Cytoplasmic localization of PUS7 facilitates a pseudouridine-dependent enhancement of cellular stress tolerance.

Pseudouridine (Ψ) is an abundant post-transcriptional modification found across all classes of RNA. It has been widely speculated that Ψ inclusion in mRNAs might provide an avenue for cells to control gene expression post-transcriptionally. Here we demonstrate that one of the principal mRNA pseudouridylating enzymes, pseudouridine synthase 7 (PUS7), exhibits a stress-induced accumulation in the cytoplasm of yeast and human epithelial lung cells. Stress-induced and cytoplasmic localization of PUS7 promote Ψ-incorporation into hundreds of mRNA targets.

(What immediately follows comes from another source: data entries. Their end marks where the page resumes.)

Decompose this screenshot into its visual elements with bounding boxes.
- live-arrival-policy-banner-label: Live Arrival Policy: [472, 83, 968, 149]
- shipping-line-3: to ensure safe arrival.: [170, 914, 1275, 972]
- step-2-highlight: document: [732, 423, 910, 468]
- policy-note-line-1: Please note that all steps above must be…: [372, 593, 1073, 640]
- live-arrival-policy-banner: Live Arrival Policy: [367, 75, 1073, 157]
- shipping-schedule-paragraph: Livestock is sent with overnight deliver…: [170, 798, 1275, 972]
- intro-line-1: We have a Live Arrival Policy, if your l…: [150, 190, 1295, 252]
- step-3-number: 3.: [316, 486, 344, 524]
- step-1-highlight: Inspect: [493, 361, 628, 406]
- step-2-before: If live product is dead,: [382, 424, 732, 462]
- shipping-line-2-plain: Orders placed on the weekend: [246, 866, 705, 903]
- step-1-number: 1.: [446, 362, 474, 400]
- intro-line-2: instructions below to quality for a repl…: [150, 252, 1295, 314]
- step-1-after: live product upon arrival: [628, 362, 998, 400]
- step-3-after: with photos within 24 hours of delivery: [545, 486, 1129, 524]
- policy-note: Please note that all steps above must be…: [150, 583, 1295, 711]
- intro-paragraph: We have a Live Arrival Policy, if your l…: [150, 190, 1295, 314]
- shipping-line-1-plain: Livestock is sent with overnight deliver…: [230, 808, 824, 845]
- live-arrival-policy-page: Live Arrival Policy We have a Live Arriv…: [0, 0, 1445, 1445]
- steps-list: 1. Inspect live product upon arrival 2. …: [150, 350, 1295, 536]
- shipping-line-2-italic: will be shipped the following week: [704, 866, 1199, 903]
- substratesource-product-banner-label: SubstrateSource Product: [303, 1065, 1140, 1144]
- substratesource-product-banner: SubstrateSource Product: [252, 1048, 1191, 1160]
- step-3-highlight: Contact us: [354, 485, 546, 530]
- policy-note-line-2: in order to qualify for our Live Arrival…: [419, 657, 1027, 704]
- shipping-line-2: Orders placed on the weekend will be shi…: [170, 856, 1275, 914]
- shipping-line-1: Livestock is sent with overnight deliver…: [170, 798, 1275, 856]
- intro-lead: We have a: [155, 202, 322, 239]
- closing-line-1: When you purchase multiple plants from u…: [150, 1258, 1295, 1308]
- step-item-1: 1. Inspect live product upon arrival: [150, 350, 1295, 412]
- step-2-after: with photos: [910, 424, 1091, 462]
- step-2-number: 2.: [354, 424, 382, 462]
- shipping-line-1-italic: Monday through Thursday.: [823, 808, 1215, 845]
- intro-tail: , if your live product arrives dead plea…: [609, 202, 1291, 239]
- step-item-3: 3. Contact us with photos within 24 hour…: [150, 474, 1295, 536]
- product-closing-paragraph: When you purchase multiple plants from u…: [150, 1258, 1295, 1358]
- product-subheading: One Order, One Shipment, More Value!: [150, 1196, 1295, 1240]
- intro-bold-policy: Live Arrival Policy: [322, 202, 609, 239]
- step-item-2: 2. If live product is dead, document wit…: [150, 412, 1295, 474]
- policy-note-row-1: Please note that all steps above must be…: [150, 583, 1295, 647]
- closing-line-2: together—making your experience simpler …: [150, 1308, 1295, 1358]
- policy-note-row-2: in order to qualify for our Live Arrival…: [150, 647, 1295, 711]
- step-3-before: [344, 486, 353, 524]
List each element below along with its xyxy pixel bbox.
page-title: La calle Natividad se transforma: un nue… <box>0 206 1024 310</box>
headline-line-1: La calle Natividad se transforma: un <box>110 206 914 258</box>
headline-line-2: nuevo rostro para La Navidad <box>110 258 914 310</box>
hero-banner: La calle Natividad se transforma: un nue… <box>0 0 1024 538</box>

Furthermore, engineered PUS7 cytoplasmic localization increases cellular fitness under ROS and divalent metal ion stress. Consistent with this, transcripts modified upon PUS7 cytoplasmic localization are enriched within mRNAs encoding proteins involved in divalent metal metabolism and ROS stress pathways. In contrast, tRNA sites modified by PUS7 (Ψ13 and Ψ35 are unperturbed). Quantitative proteomics reveal a reshaping of the proteome upon PUS7 relocalization under stress, with proteins involved in metal and ROS homeostasis being particularly sensitive to PUS7 localization. Collectively, our data demonstrate that PUS7 localization alters mRNA pseudouridylation patterns to modulate protein production and enhance cellular fitness.